In one of our case, due to the amount of recession (Class II), the gingival tissue was displaced coronally till the CEJ and stabilized with the help of sutures and secured to the enamel with composite. PRF was placed in this case also, and it enhanced the healing as well covered the root surface significantly (MRC 93%). Also, in the second case, since the design of the instrument made it difficult to access the maxillary left canine site which had a prominent root surface area, it was treated separately with a different access.

Another parameter assessed was the root sensitivity on VAS scale with the help of air test. 10 days, 1, 3 and 6months postoperative evaluation reported no sensitivity with a VAS score of 0 on a scale of 0-10 by both the patients.

There was no postoperative complication reported. Patient took analgesics only for two days and this is in accordance with report by Reddy, [7]; were mean number of analgesics taken by the patient was found to be 1.7 ± 2.6.

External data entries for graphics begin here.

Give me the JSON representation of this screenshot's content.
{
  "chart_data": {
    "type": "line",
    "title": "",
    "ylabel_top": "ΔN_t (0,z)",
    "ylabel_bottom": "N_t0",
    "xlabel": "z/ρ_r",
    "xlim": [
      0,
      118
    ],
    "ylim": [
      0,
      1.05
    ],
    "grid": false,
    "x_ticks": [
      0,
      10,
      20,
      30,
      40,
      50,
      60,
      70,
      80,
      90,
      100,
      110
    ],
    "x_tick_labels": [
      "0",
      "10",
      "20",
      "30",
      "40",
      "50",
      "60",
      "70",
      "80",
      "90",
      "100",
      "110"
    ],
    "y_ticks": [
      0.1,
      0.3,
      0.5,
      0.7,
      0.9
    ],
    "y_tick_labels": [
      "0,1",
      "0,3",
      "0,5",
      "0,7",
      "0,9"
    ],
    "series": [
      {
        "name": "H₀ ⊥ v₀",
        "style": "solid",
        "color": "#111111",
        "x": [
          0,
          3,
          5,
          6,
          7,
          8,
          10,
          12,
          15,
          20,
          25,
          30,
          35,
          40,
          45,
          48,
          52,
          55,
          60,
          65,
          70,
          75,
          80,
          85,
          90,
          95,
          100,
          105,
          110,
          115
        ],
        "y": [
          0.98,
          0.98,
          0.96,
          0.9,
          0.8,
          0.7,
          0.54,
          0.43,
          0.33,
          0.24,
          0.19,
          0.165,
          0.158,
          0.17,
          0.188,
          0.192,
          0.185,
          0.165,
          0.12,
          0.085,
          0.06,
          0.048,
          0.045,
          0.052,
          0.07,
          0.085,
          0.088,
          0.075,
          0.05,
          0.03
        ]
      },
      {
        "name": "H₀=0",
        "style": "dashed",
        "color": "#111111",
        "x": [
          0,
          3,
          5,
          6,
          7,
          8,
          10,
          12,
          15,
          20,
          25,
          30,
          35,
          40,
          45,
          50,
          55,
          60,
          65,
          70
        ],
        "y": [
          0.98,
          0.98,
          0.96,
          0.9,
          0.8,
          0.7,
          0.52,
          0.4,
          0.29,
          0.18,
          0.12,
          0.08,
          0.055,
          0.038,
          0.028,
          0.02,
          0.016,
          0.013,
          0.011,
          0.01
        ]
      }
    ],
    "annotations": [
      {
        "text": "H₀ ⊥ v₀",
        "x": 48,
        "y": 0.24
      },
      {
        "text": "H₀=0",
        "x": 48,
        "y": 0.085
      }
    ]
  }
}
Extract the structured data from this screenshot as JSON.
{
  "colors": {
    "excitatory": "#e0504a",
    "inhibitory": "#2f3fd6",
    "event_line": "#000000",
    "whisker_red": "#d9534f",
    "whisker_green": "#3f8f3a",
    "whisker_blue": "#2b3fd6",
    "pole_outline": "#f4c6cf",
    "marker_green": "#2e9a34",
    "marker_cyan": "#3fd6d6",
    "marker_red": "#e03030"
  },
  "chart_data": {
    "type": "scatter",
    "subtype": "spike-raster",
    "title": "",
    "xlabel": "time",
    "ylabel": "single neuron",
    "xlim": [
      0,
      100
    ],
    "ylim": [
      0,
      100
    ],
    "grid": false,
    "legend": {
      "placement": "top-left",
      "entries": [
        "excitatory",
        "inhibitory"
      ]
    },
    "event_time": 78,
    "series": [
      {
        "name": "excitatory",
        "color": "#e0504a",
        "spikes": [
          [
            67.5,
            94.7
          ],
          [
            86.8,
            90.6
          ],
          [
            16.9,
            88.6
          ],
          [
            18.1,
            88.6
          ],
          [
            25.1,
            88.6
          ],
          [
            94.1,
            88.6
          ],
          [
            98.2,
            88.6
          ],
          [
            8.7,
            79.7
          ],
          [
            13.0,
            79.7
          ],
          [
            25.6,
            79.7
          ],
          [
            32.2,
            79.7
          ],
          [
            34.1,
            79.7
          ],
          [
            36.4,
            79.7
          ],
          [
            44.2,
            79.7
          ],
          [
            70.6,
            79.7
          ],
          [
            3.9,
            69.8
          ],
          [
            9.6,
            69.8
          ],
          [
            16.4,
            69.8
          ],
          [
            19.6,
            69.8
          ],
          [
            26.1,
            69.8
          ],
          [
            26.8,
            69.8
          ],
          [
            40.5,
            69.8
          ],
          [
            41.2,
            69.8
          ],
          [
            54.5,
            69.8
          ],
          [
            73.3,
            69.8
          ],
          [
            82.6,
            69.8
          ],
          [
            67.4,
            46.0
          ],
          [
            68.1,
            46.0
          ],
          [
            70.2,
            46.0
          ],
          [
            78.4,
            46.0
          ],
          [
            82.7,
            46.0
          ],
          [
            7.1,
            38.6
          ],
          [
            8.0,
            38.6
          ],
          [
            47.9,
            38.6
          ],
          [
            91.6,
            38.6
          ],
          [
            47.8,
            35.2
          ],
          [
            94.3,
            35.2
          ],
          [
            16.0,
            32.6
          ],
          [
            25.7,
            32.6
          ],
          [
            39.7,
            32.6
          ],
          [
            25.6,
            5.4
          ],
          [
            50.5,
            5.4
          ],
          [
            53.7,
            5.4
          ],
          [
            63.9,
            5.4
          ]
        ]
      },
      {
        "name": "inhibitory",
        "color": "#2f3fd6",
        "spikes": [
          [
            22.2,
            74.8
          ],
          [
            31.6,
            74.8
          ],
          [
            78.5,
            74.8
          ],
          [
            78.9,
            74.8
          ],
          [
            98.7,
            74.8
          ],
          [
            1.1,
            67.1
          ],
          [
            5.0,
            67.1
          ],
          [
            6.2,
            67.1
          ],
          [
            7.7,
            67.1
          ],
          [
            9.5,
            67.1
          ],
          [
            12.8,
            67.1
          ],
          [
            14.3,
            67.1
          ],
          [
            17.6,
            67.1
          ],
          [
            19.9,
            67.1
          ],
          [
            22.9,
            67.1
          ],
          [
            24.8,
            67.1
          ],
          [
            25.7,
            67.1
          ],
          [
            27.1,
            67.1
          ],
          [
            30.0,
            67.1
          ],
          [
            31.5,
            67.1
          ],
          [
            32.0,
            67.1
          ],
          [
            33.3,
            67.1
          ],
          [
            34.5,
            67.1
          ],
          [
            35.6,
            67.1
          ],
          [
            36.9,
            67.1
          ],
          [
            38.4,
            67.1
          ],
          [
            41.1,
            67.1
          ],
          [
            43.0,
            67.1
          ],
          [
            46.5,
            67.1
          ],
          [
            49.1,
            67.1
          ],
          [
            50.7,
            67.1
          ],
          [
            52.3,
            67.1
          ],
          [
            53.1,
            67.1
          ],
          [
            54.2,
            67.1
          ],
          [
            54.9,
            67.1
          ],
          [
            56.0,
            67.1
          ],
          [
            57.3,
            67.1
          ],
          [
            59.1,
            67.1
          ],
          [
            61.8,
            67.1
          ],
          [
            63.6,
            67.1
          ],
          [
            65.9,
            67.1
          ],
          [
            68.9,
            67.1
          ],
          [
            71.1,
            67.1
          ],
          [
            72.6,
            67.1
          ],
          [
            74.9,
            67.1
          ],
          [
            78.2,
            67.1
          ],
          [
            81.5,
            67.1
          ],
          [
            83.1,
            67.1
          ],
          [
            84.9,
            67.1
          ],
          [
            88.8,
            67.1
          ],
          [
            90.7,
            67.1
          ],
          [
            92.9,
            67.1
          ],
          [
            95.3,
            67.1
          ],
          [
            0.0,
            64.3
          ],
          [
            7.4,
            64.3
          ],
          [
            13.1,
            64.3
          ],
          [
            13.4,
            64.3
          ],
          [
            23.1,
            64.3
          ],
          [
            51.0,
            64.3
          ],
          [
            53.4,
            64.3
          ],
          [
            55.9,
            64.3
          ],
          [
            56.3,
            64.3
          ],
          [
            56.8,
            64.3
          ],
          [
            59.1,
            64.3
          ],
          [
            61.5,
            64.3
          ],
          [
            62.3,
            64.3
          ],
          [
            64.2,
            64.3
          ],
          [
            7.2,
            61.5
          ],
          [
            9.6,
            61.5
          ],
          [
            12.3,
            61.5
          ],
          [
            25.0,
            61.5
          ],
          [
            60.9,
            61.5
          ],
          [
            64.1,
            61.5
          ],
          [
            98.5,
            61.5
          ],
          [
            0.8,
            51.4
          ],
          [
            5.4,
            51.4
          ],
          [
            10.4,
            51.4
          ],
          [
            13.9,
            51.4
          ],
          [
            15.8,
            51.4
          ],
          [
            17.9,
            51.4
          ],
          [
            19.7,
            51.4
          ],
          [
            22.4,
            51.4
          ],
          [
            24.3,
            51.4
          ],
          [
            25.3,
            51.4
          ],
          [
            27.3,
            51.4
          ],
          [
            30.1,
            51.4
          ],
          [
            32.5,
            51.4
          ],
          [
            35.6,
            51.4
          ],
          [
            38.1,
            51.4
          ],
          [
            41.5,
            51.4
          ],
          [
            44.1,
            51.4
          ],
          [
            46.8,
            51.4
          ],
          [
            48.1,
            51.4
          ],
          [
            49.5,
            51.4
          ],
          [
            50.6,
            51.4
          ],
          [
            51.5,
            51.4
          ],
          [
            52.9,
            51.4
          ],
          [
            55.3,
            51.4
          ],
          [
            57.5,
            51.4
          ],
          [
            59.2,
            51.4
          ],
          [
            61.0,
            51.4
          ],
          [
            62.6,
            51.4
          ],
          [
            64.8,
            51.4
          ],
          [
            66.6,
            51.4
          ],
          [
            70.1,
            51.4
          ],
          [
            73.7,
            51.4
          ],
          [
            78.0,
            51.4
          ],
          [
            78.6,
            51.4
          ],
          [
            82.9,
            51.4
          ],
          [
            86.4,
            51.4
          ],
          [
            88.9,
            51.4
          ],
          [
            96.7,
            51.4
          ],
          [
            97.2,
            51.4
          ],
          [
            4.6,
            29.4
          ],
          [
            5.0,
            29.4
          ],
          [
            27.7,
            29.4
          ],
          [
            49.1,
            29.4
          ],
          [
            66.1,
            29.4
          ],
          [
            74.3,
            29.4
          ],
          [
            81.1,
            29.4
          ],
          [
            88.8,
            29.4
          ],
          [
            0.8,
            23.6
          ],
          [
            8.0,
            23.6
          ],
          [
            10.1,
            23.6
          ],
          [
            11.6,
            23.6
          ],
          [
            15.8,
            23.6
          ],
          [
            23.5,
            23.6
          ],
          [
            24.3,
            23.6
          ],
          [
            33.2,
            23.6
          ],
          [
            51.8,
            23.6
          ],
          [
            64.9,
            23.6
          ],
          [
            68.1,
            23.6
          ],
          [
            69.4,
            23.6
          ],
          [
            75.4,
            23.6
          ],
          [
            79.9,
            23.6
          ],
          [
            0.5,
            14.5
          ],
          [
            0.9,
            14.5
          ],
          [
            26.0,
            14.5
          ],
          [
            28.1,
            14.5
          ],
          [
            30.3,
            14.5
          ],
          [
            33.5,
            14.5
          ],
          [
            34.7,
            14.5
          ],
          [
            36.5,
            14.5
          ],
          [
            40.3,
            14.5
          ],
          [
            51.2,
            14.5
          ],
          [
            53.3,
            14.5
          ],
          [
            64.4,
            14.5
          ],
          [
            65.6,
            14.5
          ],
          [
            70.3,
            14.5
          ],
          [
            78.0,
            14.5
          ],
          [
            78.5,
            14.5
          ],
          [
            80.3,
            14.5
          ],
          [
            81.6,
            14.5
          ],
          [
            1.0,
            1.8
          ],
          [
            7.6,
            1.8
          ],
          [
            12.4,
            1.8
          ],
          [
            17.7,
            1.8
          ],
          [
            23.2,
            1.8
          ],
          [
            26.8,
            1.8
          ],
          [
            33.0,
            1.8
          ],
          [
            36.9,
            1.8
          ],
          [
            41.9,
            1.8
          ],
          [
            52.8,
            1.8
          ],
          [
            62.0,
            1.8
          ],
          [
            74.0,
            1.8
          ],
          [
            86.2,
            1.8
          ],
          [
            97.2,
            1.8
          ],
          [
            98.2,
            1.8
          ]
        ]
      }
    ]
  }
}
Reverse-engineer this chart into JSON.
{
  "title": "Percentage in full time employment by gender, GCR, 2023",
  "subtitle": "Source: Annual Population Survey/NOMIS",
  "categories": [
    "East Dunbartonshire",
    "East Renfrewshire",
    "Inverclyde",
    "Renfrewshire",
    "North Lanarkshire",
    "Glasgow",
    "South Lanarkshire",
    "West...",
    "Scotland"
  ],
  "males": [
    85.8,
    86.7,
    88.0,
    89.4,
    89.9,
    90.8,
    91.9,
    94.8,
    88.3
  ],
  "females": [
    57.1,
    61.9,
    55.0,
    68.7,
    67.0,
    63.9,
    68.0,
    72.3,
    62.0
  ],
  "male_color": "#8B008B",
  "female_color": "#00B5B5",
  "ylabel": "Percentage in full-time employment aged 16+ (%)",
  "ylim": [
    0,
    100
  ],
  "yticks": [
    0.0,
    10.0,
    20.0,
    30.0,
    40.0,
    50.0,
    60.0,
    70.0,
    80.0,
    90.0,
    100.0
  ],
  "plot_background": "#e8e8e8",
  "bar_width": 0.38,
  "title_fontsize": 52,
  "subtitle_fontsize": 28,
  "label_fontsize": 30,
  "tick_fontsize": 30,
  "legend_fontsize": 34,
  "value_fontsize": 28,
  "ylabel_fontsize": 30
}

In PST, there is no actual flap raised and the integrity of the tissue is still maintained with its periosteum without any changes in vascularity. This explains the faster rate of healing without any complication in PST [8]. Also the addition of PRF induces rapid release of collagen 1 and sustained release and protection against proteolytic degradation of endogenous fibrogenic factors that are important for wound healing [9]. In an invitro study by Lundquist, et al. PRF induced the mitogenic and migratory effect on cultured human dermal fibroblast and they further showed that fibrocyte (a cell type important for acute wound healing) could be grown from within PRF patches; further favouring wound healing and soft tissue regeneration [10].

Based on these findings, there is an additional biologic, esthetic, and time advantage with no scar formation, and reduced time taken with PST [8]. The benefits [6] maybe summarised as:

· Less discomfort for the patient after treatment,
· Faster recovery for the patient than traditional grafting.
· No need for scalpels or invasive surgical tools.
· No need to take donor tissue from the patient's palate.
· Excellent, natural-looking, long-lasting results

For the fearful patient, this procedure could make a possible difference between tooth loss and continuing discomfort or tooth retention.

The limitation of PST is it requires specialized instruments. Presence of bone and papilla height between the teeth might be technique sensitive.
Thus, it can be concluded that this could be a promising technique to treat Miller's Class I - III recession. It's minimally invasive nature, time and cost-effectiveness may prove to be a better alternative than the other techniques. The adjunctive use of PRF plays vital role in early wound-healing, development, and maturation of a normal vasculature. Also, it is cost effective and eliminates any chances of immune reaction. Long term research with large number of patients may provide further evidence on the effectiveness of this novel technique.